On 09/02/15 10:44, Reindl Harald wrote:
Am 02.09.2015 um 10:23 schrieb Axb:
On 09/02/15 09:51, Olivier Nicole wrote:
Hi,
I am looking at malware patrol, but they offer a list of over 300,000
rules, that is way too big.
So I was considering using it in a URIDNSBL type of way, but including
the full URL, not only the host part. It should be able to accept things
like foo.example.com:81/directory/foo?something
Does that exist already?
that doesn't exist, publicly...
There are many reasons why running this isn't trivial either.

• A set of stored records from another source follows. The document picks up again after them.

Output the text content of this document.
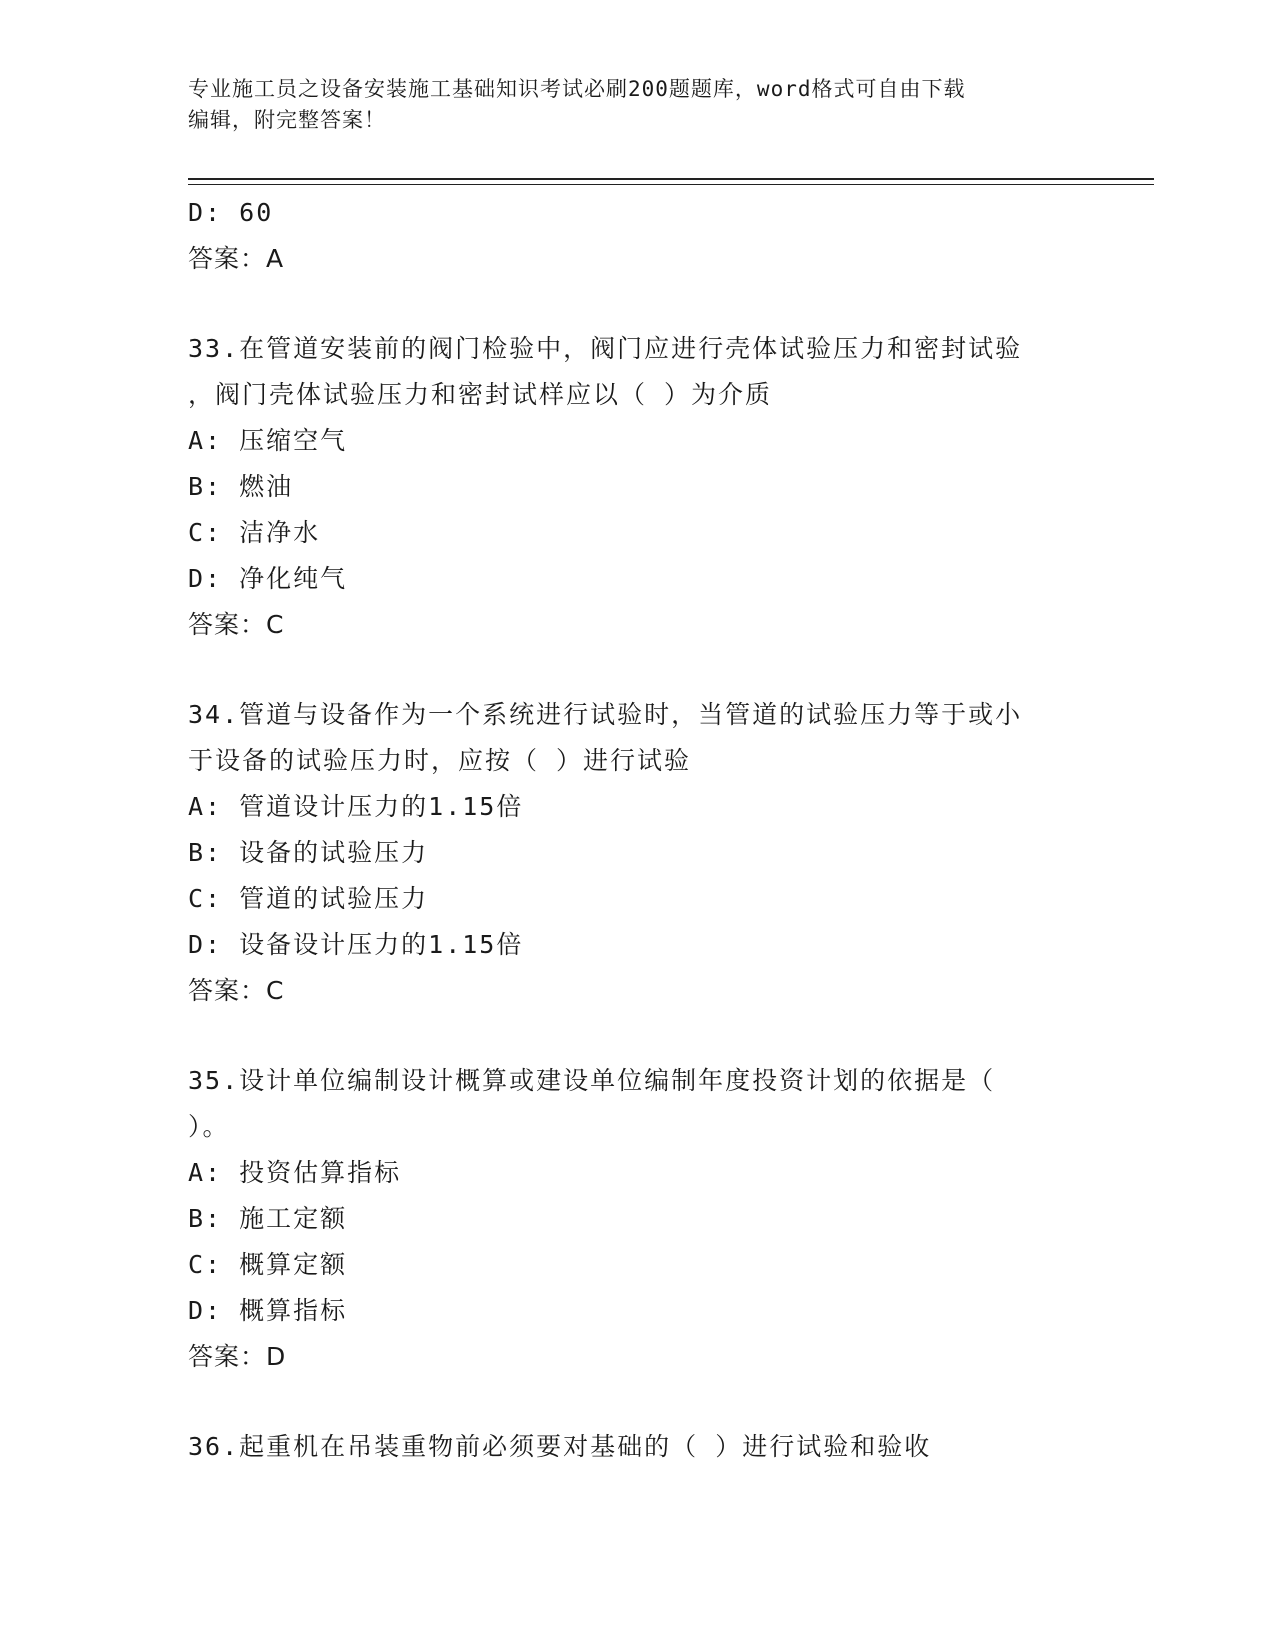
专业施工员之设备安装施工基础知识考试必刷200题题库，word格式可自由下载
编辑，附完整答案！
D: 60
答案：A
33.在管道安装前的阀门检验中，阀门应进行壳体试验压力和密封试验
，阀门壳体试验压力和密封试样应以（ ）为介质
A: 压缩空气
B: 燃油
C: 洁净水
D: 净化纯气
答案：C
34.管道与设备作为一个系统进行试验时，当管道的试验压力等于或小
于设备的试验压力时，应按（ ）进行试验
A: 管道设计压力的1.15倍
B: 设备的试验压力
C: 管道的试验压力
D: 设备设计压力的1.15倍
答案：C
35.设计单位编制设计概算或建设单位编制年度投资计划的依据是（
）。
A: 投资估算指标
B: 施工定额
C: 概算定额
D: 概算指标
答案：D
36.起重机在吊装重物前必须要对基础的（ ）进行试验和验收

- tracking IDs/unique identifiers in URLs
- *can* cause massive scanning overhead
- depending on special cases, DNS spec limitations.
etc, etc..
What problem are you trying to solve which cannot be solved with "known"
methods?
on example would be a URL for masshosting / freehosting in the way of
http://hosterdomain/username/ where URIBL over the whole domain is not
correct just because one user account was hacked and malware placed there
"yes & no & maybe" because "/username/" will never notice
"/hosterdomain/" is responsible and *may* notice and act if blacklisted
in general it would make sense at least be specific to subdomains and
the first folder in some cases on the listing side, drawback would be
more URIBL requests for each possible variant
believe me, don't underestimate the requirements to do this.